France : le déclin de l’Empire colonial
À l’instar de toute créature soumise au cycle de croissance qui passe par la naissance, la croissance, la maturité puis le déclin, la France, comme toutes les grandes civilisations qui ont jalonné l’histoire de l’humanité, n’échappera pas à cette loi irréversible de la nature.
Il suffira que les 20 autres pays de la zone franc emboîtent le pas au Burkina Faso, où des souverainistes sous la conduite du capitaine Ibrahim Traoré ont décidé de prendre leur destin en main, pour que la France, ce géant aux pieds d’argile, s’écroule. Et ce serait la fin du mythe français.
Ce pays qui s’est construit en pillant sans vergogne les richesses de ses anciennes colonies ne pourra réclamer à l’Afrique francophone, comme elle l’a fait à Haïti, le remboursement des « efforts » prétendument « civilisationnels », puisque, s’il y a lieu de faire l’inventaire des richesses pillées depuis près de deux siècles de prédation, la dette de Paris vis-à-vis de ses anciennes colonies serait lourde à supporter. Ce qui ne ferait que précipiter son déclin.
Hypothèse d’école : si la France perd ses anciennes colonies, son économie va s’effondrer comme un château de cartes. Elle perdrait en Afrique des parts importantes de marchés.
Bouygues, TotalEnergies, Orange, Bolloré, Eramet, qui investissent dans bien des secteurs d’activités, sans oublier d’autres majors qui sont dans le BTP, verront leur poids économique piquer du nez.

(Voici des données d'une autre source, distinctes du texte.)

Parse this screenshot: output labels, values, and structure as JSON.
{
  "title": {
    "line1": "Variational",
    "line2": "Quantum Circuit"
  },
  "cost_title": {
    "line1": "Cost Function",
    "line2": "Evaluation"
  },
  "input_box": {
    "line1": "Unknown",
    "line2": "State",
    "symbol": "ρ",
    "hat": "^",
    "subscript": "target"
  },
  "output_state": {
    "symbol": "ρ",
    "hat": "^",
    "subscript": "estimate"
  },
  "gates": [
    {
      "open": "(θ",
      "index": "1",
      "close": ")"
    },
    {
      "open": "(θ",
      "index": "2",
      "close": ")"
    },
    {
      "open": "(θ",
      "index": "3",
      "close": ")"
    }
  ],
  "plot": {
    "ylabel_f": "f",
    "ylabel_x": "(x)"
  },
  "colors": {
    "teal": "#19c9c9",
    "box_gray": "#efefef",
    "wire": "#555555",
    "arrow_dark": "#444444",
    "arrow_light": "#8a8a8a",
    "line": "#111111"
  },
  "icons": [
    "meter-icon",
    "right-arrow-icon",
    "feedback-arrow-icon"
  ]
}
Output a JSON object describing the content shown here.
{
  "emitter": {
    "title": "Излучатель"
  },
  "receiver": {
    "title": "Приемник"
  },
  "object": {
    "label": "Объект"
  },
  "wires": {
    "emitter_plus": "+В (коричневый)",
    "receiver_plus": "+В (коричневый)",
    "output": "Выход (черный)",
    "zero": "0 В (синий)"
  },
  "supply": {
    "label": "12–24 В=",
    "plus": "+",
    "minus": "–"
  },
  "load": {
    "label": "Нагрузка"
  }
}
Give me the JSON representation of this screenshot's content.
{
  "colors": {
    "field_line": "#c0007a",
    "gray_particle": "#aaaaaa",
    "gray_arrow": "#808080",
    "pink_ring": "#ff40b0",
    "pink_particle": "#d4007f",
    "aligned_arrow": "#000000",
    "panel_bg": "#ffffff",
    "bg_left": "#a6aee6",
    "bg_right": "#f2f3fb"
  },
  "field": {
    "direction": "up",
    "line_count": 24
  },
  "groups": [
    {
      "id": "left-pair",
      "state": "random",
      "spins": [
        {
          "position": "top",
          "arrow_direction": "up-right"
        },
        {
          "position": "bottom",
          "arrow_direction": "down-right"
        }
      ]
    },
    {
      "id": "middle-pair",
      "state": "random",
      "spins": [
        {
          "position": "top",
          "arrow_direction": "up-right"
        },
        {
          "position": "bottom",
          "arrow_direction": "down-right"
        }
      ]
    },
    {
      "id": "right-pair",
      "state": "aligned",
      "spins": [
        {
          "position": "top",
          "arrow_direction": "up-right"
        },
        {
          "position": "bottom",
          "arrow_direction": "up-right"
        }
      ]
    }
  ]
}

Elle perdrait également son levier monétaire et bancaire en Afrique.
Paris est responsable des flux migratoires qui fuient le chômage endémique dans leurs pays ainsi que la pauvreté et qui, dans leur tentative de gagner l’Europe par la Méditerranée dans des embarcations de fortune, persuadés d’y trouver un mieux-être, crèvent en masse lors des naufrages.
Sa responsabilité est très engagée, elle qui continue de coloniser l’Afrique, ainsi que l’avait si bien dit Matteo Salvini, alors vice-président du Conseil et ministre italien de l’Intérieur, qui ne supportait plus que l’Italie, via ses îles de Ceuta et Melila, devienne le point d’ancrage d’une immigration incontrôlable.
Ces immigrés illégaux envahissent son pays, qui supporte les conséquences funestes d’un mal dont les racines sont ailleurs.
Paris est donc mal placée pour exiger un quelconque dédommagement pour sa mission « hautement civilisatrice » en Afrique, au cas où le divorce serait prononcé.
La France traîne un gros boulet.
La destruction de plusieurs pays africains, dont la Libye, à l’origine de l’invasion djihadiste dans toute la région du Sahel, est l’œuvre criminelle de Paris.
La crapule, ancien président français Nicolas Sarkozy, en porte d’ailleurs le poids dans sa conscience de vieux pervers inculte.
L’assassinat du guide libyen Mouammar Kadhafi par la France, aidée en cela par les forces complotistes de l’OTAN, a profondément déstabilisé toute la région sahélienne, désormais en proie à un djihadisme entièrement soutenu et financé par Paris.
Les conséquences de ce désastre sont incalculables.
En clair, la France est engluée dans la merde des actes qu’elle pose au nom de « la raison d’État », dont parle le sociologue suisse Jean Ziegler.
Si « l’Afrique est mal partie », pour paraphraser Alain Peyrefitte, la France aussi, qui célèbre aujourd’hui la fête du 14 juillet, date de la Révolution française.